L’addiction repose sur « le circuit de la récompense » : ce sont les conduites instinctives (Pavlov). Le noyau primaire, inné, recherche du plaisir, c’est-à-dire de la dopamine et des endomorphines. Ces conduites instinctives se renforcent à l’aune des référents parentaux. Nous sommes donc conditionnés, et tous vulnérables, surtout à l’adolescence, où l’individu recherche des sensations fortes.
- L’individu est capable de prévenir ses propres addictions (ex : addiction au chocolat on n’en achète pas !) ; mais la violence passive vécue dans les familles, notamment lorsque l’un des membres est alcoolique, fait partie des facteurs de vulnérabilité familiale. On n’est donc pas tous égaux devant les substances : même la différence des sexes joue un rôle.
- Résister à ces déterminismes génétiques ou familiaux : comment ? En fuyant l’enfermement de l’alcoolisme dans une famille, où l’alcool et la violence vont souvent de pair. Dans un cadre éducatif, scolaire, une addiction est un facteur aggravant du comportement.
- Quelle est la responsabilité de la société dans l’instauration des addictions ? L’augmentation du tabagisme chez les femmes est le fruit d’une opération marketing de taille. La société crée donc des dépendances !
- Le schéma habituel de la mise en place d’une addiction est le suivant :
1. Expérimentation (importance de la transgression dans la mise en place des conduites addcitives); 2. Habitude (on ne s’en aperçoit pas) ; 3. Dépendance, servitude. Une personnalité pathologique peut alors se développer (phobies sociales, risques suicidaires).
- Quand le choix d’arrêter n’est pas fait : comment peut-on agir sur le plan pénal ? Le soin s’accompagne d’une obligation d’aller voir le médecin. Mais l’individu sait-il qu’il est addict ? Le médecin n’est pas un auxiliaire de justice. Il peut agir seulement si le patient est volontaire. Sinon, il le renvoie…Parfois seulement, la prise en charge est spontanée, ou sur conseil de la famille, ou du médecin.
- Le soin réel passe par l’apprentissage, l’éducation et l’information de l’individu. La répression ne sert pas à grand-chose, sinon à engorger les prisons et enrichir les Etats (même si des sanctions doivent être posées, elles ne résolvent pas le problème de fond). Il faut aussi le pousser à se repositionner, à prendre conscience des problèmes posés par son addiction pour lui et pour son entourage. Il doit (re)devenir responsable de lui-même et reprendre le dessus sur son addiction et ses comportements. Il y a souvent un trouble dépressif à la base de l’addiction (rappel : l’alcool est un désinhibiteur et un anxiolytique, pais aussi un dépressogène). Il faut aussi soigner les comorbidités. Tous les aspects de la personnalité doivent être pris en compte pour accompagner le patient. Il faut soigner l’altération de l’image de soi et travailler sur l’estime de soi.
- Le sevrage est effectif ans 40% des cas. 20% deviennent complètement abstinents. Le but est de contrôler son addiction, et de réduire les risques. Comme le précise le Réseau Oté, les individus ont souvent du mal avec la réduction des risques. Or il s’agit de responsabiliser les individus face à leur geste. La question est : comment consommer sans se mettre en danger ?
- On souligne l’importance de la prévention, dès le primaire. Les addictions sont un problème de santé publique. Le syndrome d’alcoolisation fœtale (SAF) concerne 10% des grossesses. Dès le premier gramme d’alcool, le fœtus est atteint, et peut être concerné par les malformations, les troubles de la natalité, la déficience intellectuelle.
- La prévention devrait aussi se faire au niveau des médias, et notamment de la publicité.

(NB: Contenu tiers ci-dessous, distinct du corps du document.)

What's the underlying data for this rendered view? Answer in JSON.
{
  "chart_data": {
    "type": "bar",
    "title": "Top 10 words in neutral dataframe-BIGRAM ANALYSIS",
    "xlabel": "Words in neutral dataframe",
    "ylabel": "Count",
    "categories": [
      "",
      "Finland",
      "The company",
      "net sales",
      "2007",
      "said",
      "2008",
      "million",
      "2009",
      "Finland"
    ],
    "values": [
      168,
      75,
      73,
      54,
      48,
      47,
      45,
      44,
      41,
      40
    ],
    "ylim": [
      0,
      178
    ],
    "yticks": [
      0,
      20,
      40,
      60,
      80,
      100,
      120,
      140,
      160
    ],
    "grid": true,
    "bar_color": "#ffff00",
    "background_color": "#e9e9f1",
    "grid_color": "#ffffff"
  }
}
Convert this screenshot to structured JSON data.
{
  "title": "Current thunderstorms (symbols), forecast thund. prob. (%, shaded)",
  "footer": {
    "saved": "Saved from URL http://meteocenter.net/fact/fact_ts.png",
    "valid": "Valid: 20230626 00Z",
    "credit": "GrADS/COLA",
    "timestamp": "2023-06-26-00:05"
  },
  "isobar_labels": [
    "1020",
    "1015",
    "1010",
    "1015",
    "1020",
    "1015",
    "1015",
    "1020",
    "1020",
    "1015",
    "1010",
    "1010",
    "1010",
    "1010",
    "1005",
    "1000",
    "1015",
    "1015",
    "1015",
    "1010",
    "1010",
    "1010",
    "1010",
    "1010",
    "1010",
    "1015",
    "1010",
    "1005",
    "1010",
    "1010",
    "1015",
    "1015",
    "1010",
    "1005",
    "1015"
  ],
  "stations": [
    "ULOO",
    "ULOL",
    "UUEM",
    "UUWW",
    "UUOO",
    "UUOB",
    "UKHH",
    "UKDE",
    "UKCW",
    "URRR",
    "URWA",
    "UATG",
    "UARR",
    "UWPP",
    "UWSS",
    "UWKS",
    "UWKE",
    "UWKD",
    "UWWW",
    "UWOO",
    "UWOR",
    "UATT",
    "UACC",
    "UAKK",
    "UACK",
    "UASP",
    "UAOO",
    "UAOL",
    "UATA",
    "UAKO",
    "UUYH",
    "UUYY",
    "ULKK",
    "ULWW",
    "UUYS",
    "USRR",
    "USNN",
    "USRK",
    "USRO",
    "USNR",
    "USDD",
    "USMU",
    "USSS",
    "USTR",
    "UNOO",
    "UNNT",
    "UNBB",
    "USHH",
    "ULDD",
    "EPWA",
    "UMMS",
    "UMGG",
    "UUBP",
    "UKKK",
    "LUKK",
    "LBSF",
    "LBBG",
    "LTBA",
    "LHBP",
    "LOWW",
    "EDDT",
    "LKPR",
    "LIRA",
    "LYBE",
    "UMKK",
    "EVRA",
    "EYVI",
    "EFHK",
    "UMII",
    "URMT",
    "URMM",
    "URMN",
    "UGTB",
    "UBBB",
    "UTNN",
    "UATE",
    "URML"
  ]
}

La société de consommation pousse les individus à agir selon le « je vois, je veux », dans l’immédiateté.
- Les prisons devraient jouer un rôle de rééducation, de réhabilitation.

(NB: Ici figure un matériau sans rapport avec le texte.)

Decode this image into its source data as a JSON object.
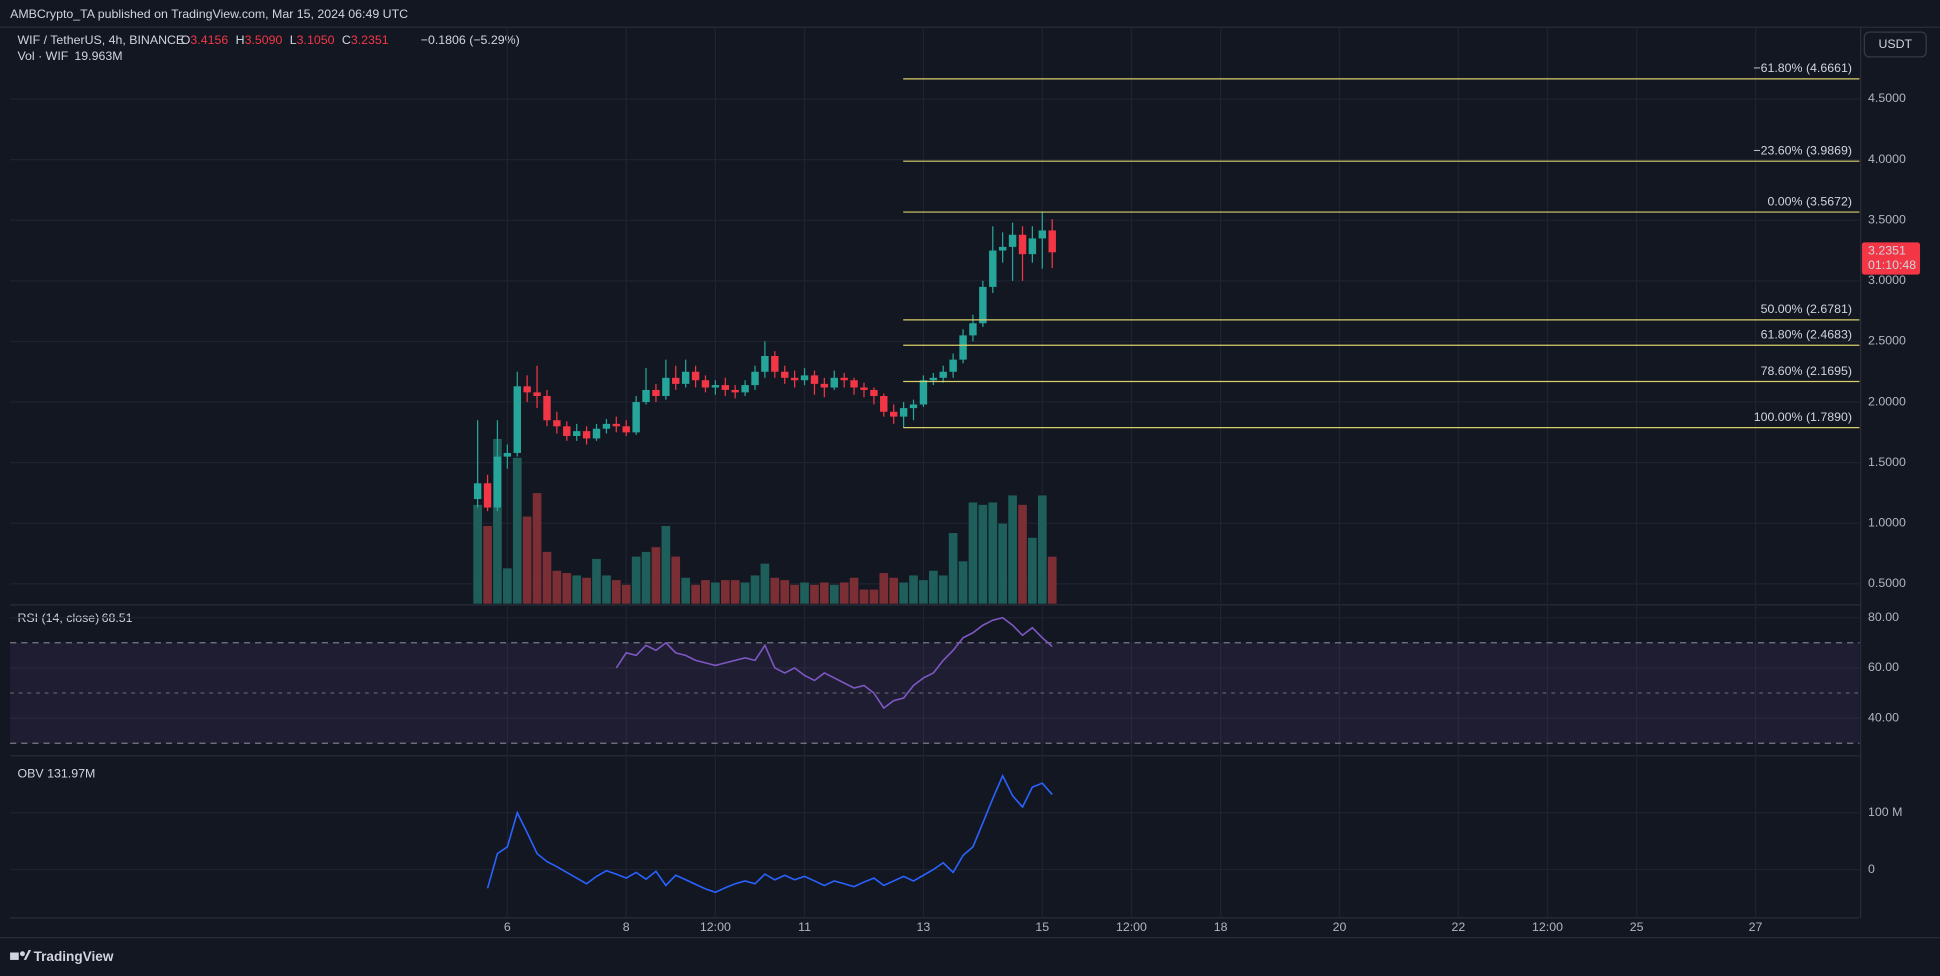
{
  "header": {
    "publisher": "AMBCrypto_TA published on TradingView.com, Mar 15, 2024 06:49 UTC",
    "symbol": "WIF / TetherUS, 4h, BINANCE",
    "ohlc": [
      {
        "key": "O",
        "value": "3.4156"
      },
      {
        "key": "H",
        "value": "3.5090"
      },
      {
        "key": "L",
        "value": "3.1050"
      },
      {
        "key": "C",
        "value": "3.2351"
      }
    ],
    "change": "−0.1806 (−5.29%)"
  },
  "footer": {
    "brand": "TradingView"
  },
  "chart_data": [
    {
      "type": "candlestick",
      "currency": "USDT",
      "up_color": "#26a69a",
      "down_color": "#f23645",
      "x": [
        5.5,
        5.667,
        5.833,
        6,
        6.167,
        6.333,
        6.5,
        6.667,
        6.833,
        7,
        7.167,
        7.333,
        7.5,
        7.667,
        7.833,
        8,
        8.167,
        8.333,
        8.5,
        8.667,
        8.833,
        9,
        9.167,
        9.333,
        9.5,
        9.667,
        9.833,
        10,
        10.167,
        10.333,
        10.5,
        10.667,
        10.833,
        11,
        11.167,
        11.333,
        11.5,
        11.667,
        11.833,
        12,
        12.167,
        12.333,
        12.5,
        12.667,
        12.833,
        13,
        13.167,
        13.333,
        13.5,
        13.667,
        13.833,
        14,
        14.167,
        14.333,
        14.5,
        14.667,
        14.833,
        15,
        15.167
      ],
      "open": [
        1.2,
        1.33,
        1.13,
        1.55,
        1.58,
        2.13,
        2.08,
        2.05,
        1.85,
        1.8,
        1.72,
        1.76,
        1.7,
        1.78,
        1.82,
        1.8,
        1.75,
        2.0,
        2.1,
        2.05,
        2.2,
        2.15,
        2.25,
        2.18,
        2.12,
        2.14,
        2.1,
        2.08,
        2.14,
        2.25,
        2.38,
        2.25,
        2.2,
        2.18,
        2.22,
        2.15,
        2.12,
        2.2,
        2.18,
        2.12,
        2.1,
        2.05,
        1.92,
        1.88,
        1.95,
        1.98,
        2.18,
        2.2,
        2.25,
        2.35,
        2.55,
        2.65,
        2.95,
        3.25,
        3.28,
        3.38,
        3.22,
        3.35,
        3.4156
      ],
      "high": [
        1.85,
        1.4,
        1.85,
        1.65,
        2.25,
        2.22,
        2.3,
        2.1,
        1.92,
        1.84,
        1.82,
        1.8,
        1.82,
        1.86,
        1.88,
        1.85,
        2.05,
        2.28,
        2.15,
        2.35,
        2.3,
        2.35,
        2.3,
        2.22,
        2.18,
        2.2,
        2.14,
        2.18,
        2.3,
        2.5,
        2.42,
        2.3,
        2.26,
        2.28,
        2.26,
        2.2,
        2.26,
        2.24,
        2.2,
        2.16,
        2.12,
        2.07,
        1.98,
        2.0,
        2.02,
        2.22,
        2.24,
        2.3,
        2.4,
        2.6,
        2.72,
        3.0,
        3.45,
        3.4,
        3.48,
        3.45,
        3.45,
        3.5672,
        3.509
      ],
      "low": [
        1.13,
        1.1,
        1.1,
        1.45,
        1.55,
        2.0,
        1.95,
        1.8,
        1.74,
        1.68,
        1.68,
        1.65,
        1.68,
        1.74,
        1.75,
        1.72,
        1.73,
        1.98,
        2.0,
        2.02,
        2.1,
        2.12,
        2.12,
        2.08,
        2.06,
        2.05,
        2.03,
        2.05,
        2.1,
        2.2,
        2.2,
        2.15,
        2.12,
        2.14,
        2.06,
        2.04,
        2.1,
        2.12,
        2.06,
        2.04,
        1.98,
        1.88,
        1.82,
        1.789,
        1.85,
        1.96,
        2.14,
        2.16,
        2.2,
        2.32,
        2.5,
        2.62,
        2.9,
        3.15,
        3.0,
        3.0,
        3.15,
        3.1,
        3.105
      ],
      "close": [
        1.33,
        1.13,
        1.55,
        1.58,
        2.13,
        2.08,
        2.05,
        1.85,
        1.8,
        1.72,
        1.76,
        1.7,
        1.78,
        1.82,
        1.8,
        1.75,
        2.0,
        2.1,
        2.05,
        2.2,
        2.15,
        2.25,
        2.18,
        2.12,
        2.14,
        2.1,
        2.08,
        2.14,
        2.25,
        2.38,
        2.25,
        2.2,
        2.18,
        2.22,
        2.15,
        2.12,
        2.2,
        2.18,
        2.12,
        2.1,
        2.05,
        1.92,
        1.88,
        1.95,
        1.98,
        2.18,
        2.2,
        2.25,
        2.35,
        2.55,
        2.65,
        2.95,
        3.25,
        3.28,
        3.38,
        3.22,
        3.35,
        3.4156,
        3.2351
      ],
      "xlim": [
        -2.366,
        28.747
      ],
      "xticks": [
        6,
        8,
        {
          "value": 9.5,
          "label": "12:00"
        },
        11,
        13,
        15,
        {
          "value": 16.5,
          "label": "12:00"
        },
        18,
        20,
        22,
        {
          "value": 23.5,
          "label": "12:00"
        },
        25,
        27
      ],
      "ylim": [
        0.337,
        5.092
      ],
      "yticks": [
        {
          "value": 0.5,
          "label": "0.5000"
        },
        {
          "value": 1,
          "label": "1.0000"
        },
        {
          "value": 1.5,
          "label": "1.5000"
        },
        {
          "value": 2,
          "label": "2.0000"
        },
        {
          "value": 2.5,
          "label": "2.5000"
        },
        {
          "value": 3,
          "label": "3.0000"
        },
        {
          "value": 3.5,
          "label": "3.5000"
        },
        {
          "value": 4,
          "label": "4.0000"
        },
        {
          "value": 4.5,
          "label": "4.5000"
        }
      ],
      "grid": true,
      "last_price": {
        "value": 3.2351,
        "label": "3.2351",
        "countdown": "01:10:48"
      },
      "fib_color": "#d9cf6a",
      "fib_levels": [
        {
          "value": 4.6661,
          "label": "−61.80% (4.6661)"
        },
        {
          "value": 3.9869,
          "label": "−23.60% (3.9869)"
        },
        {
          "value": 3.5672,
          "label": "0.00% (3.5672)"
        },
        {
          "value": 2.6781,
          "label": "50.00% (2.6781)"
        },
        {
          "value": 2.4683,
          "label": "61.80% (2.4683)"
        },
        {
          "value": 2.1695,
          "label": "78.60% (2.1695)"
        },
        {
          "value": 1.789,
          "label": "100.00% (1.7890)"
        }
      ],
      "volume": {
        "name": "Vol · WIF",
        "last_label": "19.963M",
        "ylim": [
          0,
          245
        ],
        "up_color": "#1f5f5b",
        "down_color": "#7b2f35",
        "values": [
          42,
          33,
          70,
          15,
          62,
          37,
          47,
          22,
          14,
          13,
          12,
          11,
          19,
          12,
          10,
          8,
          20,
          22,
          24,
          33,
          20,
          11,
          8,
          10,
          9,
          10,
          10,
          9,
          12,
          17,
          11,
          10,
          8,
          9,
          8,
          9,
          8,
          9,
          11,
          6,
          6,
          13,
          11,
          9,
          12,
          10,
          14,
          12,
          30,
          18,
          43,
          42,
          43,
          34,
          46,
          42,
          28,
          46,
          19.963
        ]
      }
    },
    {
      "type": "line",
      "title": "RSI (14, close)",
      "last_label": "68.51",
      "color": "#7e57c2",
      "values": [
        null,
        null,
        null,
        null,
        null,
        null,
        null,
        null,
        null,
        null,
        null,
        null,
        null,
        null,
        60,
        66,
        65,
        69,
        67,
        70,
        66,
        65,
        63,
        62,
        61,
        62,
        63,
        64,
        63,
        69,
        60,
        58,
        60,
        57,
        55,
        58,
        56,
        54,
        52,
        53,
        50,
        44,
        47,
        48,
        53,
        56,
        58,
        63,
        67,
        72,
        74,
        77,
        79,
        80,
        77,
        73,
        76,
        72,
        68.51
      ],
      "ylim": [
        25.5,
        84.6
      ],
      "yticks": [
        {
          "value": 40,
          "label": "40.00"
        },
        {
          "value": 60,
          "label": "60.00"
        },
        {
          "value": 80,
          "label": "80.00"
        }
      ],
      "bands": [
        30,
        70
      ],
      "middle": 50
    },
    {
      "type": "line",
      "title": "OBV",
      "last_label": "131.97M",
      "color": "#2962ff",
      "values": [
        null,
        -33,
        28,
        40,
        100,
        65,
        28,
        14,
        5,
        -5,
        -15,
        -25,
        -12,
        -2,
        -8,
        -15,
        -5,
        -17,
        -3,
        -28,
        -10,
        -18,
        -26,
        -34,
        -40,
        -32,
        -25,
        -20,
        -25,
        -8,
        -18,
        -10,
        -18,
        -12,
        -20,
        -28,
        -20,
        -25,
        -30,
        -22,
        -15,
        -28,
        -20,
        -12,
        -20,
        -10,
        0,
        12,
        -5,
        25,
        40,
        82,
        125,
        165,
        130,
        110,
        145,
        152,
        131.97
      ],
      "ylim": [
        -85,
        198
      ],
      "yticks": [
        0,
        {
          "value": 100,
          "label": "100 M"
        }
      ]
    }
  ]
}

La question des salles de shoot est actuellement discutée ; des expériences sont menées en milieu urbain afin de permettre aux toxicomanes de consommer dans des lieux sécurisés et encadrés. Cela fait partie du travail sur la réduction des risques. Les médecins aident les patients à se sortir petit à petit de leur souffrance et de leur dépendance, et cela permet d’éviter la recherche effrénée de la drogue, souvent liée à la violence et à la prostitution.